There are two ways water vapour gets into a building's construction: it can diffuse slowly through materials (vapour diffusion), or it can be carried bodily by moving air (air-transported moisture, or convection). The second mechanism is far more powerful — and it is exactly what air leakage enables. Understanding this changes how you think about airtightness: it's not just about heat, it's about keeping the structure dry.
Air-transported moisture vs vapour diffusion
The numbers are stark. Studies of moisture transport repeatedly show that the quantity of water carried into a construction by air leakage through a small gap can be tens to hundreds of times greater than the amount that diffuses through the same area of intact material over the same period. Warm indoor air holds a lot of water vapour; when that air is driven through a leak in the envelope, it carries all that moisture with it.
| Mechanism | Driver | Relative quantity of water moved |
|---|---|---|
| Vapour diffusion | Vapour pressure gradient through intact material | Small — slow, distributed |
| Air-transported moisture | Warm moist air driven through a leak (convection) | Large — tens to hundreds× more |
Exfiltration condensation — the hidden failure
Here's the mechanism that rots buildings from the inside out. In winter, the warm, moist indoor air is at higher pressure at high level (the stack effect), so it is driven outward through any leaks in the upper envelope — ceiling penetrations, the wall head, roof junctions. As this warm, humid air travels out through the cold construction, it cools. When it cools below its dew point, the water vapour it's carrying condenses — deep inside the wall or roof, on the cold side, where you cannot see it.
- Warm, moist indoor air (say 20 °C, 50% RH) leaks into the construction through a gap in the air barrier.
- As it moves toward the cold outer side, its temperature falls.
- When it reaches its dew point, moisture condenses on the cold surfaces inside the build-up (interstitial condensation).
- Repeated over a winter, this wets timber, sheathing and insulation — feeding rot, corrosion and mould, all hidden from view.

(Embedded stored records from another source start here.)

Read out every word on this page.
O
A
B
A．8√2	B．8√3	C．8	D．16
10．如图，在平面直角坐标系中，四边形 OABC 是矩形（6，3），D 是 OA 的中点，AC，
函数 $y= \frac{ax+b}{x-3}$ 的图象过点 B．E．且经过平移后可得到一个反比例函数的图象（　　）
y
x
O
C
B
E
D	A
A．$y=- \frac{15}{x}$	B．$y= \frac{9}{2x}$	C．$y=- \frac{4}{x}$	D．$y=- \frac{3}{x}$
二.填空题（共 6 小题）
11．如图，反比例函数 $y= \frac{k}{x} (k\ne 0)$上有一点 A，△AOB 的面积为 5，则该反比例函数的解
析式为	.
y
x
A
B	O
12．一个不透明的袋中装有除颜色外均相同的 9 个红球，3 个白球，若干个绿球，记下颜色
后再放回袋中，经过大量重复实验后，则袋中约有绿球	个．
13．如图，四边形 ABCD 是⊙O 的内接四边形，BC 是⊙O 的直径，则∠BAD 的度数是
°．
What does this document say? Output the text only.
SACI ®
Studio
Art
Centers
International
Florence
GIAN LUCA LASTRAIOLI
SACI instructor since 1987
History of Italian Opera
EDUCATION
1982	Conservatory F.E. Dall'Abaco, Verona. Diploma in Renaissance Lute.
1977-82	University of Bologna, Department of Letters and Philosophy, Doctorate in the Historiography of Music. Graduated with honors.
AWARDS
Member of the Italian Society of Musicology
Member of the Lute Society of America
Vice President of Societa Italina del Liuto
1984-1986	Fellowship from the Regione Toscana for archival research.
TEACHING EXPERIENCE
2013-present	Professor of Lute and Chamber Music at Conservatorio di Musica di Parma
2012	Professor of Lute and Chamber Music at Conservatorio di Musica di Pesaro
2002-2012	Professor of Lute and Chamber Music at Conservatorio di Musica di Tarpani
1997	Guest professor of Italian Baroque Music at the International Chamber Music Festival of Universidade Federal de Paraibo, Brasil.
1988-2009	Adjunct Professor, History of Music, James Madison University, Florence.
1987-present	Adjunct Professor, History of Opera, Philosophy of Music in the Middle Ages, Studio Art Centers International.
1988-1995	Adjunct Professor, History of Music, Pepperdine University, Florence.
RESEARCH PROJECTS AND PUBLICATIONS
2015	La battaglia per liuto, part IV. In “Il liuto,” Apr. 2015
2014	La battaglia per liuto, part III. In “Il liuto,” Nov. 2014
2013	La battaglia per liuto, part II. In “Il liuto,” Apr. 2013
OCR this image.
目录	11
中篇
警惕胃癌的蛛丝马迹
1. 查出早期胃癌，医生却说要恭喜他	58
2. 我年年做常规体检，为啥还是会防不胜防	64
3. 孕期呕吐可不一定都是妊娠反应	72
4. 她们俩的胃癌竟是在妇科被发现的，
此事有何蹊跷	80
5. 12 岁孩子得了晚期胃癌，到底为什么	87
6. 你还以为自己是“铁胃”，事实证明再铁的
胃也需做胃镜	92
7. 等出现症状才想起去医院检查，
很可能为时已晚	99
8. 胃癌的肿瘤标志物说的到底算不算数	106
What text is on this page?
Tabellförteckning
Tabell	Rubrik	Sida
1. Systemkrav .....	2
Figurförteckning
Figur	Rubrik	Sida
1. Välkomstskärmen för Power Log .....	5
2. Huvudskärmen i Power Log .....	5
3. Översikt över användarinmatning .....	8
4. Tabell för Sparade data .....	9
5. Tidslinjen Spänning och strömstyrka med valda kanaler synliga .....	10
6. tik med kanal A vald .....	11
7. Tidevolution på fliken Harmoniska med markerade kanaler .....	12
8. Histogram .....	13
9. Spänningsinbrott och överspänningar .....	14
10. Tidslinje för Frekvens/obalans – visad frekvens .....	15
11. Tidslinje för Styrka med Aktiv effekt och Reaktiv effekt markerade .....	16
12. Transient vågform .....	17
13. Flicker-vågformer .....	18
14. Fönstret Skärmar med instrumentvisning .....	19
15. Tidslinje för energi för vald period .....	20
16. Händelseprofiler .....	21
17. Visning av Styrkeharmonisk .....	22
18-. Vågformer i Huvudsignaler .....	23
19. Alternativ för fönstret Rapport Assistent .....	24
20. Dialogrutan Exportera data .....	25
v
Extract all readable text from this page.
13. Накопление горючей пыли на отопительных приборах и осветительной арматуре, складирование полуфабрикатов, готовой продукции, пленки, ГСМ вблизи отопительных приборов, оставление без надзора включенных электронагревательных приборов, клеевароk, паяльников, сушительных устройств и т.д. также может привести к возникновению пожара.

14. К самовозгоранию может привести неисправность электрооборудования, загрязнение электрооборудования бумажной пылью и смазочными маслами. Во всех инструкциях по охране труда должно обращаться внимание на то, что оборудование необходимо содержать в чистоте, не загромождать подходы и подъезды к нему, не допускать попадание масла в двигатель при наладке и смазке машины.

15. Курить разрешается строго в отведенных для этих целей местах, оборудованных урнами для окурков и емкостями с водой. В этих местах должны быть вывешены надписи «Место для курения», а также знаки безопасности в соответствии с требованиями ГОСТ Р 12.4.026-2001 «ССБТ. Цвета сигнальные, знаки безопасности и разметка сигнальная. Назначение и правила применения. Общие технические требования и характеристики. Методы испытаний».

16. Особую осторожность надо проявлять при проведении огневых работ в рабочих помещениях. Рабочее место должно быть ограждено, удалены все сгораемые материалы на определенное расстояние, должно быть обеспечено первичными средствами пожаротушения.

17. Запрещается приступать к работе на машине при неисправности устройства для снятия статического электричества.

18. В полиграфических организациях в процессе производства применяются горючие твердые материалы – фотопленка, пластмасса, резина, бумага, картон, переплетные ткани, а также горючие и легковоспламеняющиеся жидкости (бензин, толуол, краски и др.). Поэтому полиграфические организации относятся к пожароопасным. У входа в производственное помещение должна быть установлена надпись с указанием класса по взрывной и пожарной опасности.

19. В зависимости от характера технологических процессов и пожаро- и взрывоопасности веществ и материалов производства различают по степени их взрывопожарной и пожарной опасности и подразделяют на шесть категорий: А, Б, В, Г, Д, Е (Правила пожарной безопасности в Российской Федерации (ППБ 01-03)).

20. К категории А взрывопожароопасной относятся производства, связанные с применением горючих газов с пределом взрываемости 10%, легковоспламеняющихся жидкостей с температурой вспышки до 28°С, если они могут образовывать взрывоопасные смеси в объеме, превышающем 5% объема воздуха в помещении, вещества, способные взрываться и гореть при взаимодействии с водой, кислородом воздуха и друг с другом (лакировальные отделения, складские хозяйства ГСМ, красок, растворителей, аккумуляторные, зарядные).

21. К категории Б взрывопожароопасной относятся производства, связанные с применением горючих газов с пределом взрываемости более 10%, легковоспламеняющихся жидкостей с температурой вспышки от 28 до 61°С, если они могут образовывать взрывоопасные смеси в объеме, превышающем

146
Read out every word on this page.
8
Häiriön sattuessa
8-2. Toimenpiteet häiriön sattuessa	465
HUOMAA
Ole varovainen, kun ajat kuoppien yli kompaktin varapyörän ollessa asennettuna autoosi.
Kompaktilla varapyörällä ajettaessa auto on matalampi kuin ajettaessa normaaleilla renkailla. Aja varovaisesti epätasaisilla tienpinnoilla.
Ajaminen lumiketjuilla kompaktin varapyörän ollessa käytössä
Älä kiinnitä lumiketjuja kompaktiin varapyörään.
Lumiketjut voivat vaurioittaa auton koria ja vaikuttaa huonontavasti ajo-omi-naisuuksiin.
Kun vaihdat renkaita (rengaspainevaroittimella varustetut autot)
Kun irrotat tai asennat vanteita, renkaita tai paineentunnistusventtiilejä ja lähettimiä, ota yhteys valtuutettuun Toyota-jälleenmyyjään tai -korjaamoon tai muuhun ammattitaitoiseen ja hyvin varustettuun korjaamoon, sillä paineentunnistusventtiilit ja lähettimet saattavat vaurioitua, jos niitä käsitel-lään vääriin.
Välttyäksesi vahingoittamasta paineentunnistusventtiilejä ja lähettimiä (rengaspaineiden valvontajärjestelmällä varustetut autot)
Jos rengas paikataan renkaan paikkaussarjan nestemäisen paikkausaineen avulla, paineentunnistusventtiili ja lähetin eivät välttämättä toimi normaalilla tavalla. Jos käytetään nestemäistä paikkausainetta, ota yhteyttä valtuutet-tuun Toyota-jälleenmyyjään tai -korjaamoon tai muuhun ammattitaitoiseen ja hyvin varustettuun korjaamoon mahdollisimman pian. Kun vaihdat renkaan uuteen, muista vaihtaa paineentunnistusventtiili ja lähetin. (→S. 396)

Why airtightness protects the structure
A continuous, well-positioned air barrier stops the warm, moist indoor air from entering the construction in the first place — removing the dominant moisture-transport mechanism. That's why, counter-intuitively, making a building more airtight generally makes it drier and safer, not damper: you've cut off the route by which most of the water was getting into the walls and roof. The key qualifier is 'well-positioned' — the air barrier and the vapour control strategy have to be designed together, especially in retrofit.
The dangerous mistake: sealing without ventilating
Here is where well-meant retrofits go wrong. If you make a building airtight but do NOT add controlled ventilation, you trap the moisture that occupants generate — cooking, washing, drying clothes, breathing — inside the living space. Indoor humidity climbs, and now you get the other kind of condensation: surface condensation and mould on cold internal surfaces, plus poor air quality. The building was relying on its draughts for ventilation, and you just removed them.
- Airtight + ventilated (right): moisture is barred from the structure AND removed from the living space. Dry, healthy, efficient.
- Airtight + NOT ventilated (wrong): structure protected, but indoor humidity soars → surface condensation, mould, stuffy air.
- Leaky (old default): draughts remove some moisture but waste energy and drive air-transported moisture into the fabric. Inefficient and risky.
Designing it right — the joined-up approach
Moisture-safe airtightness means designing the air barrier, the vapour control, the insulation and the ventilation as one system — and verifying it. On our projects that means: a continuous air barrier positioned to keep warm moist air out of the cold construction; a vapour control strategy appropriate to the build-up (assessed by condensation-risk analysis where insulation is added); a designed ventilation system sized for the now-tight envelope; and verification by blower door testing and thermal imaging. Get those four working together and the building is drier, warmer, healthier and more durable than the leaky original — not less.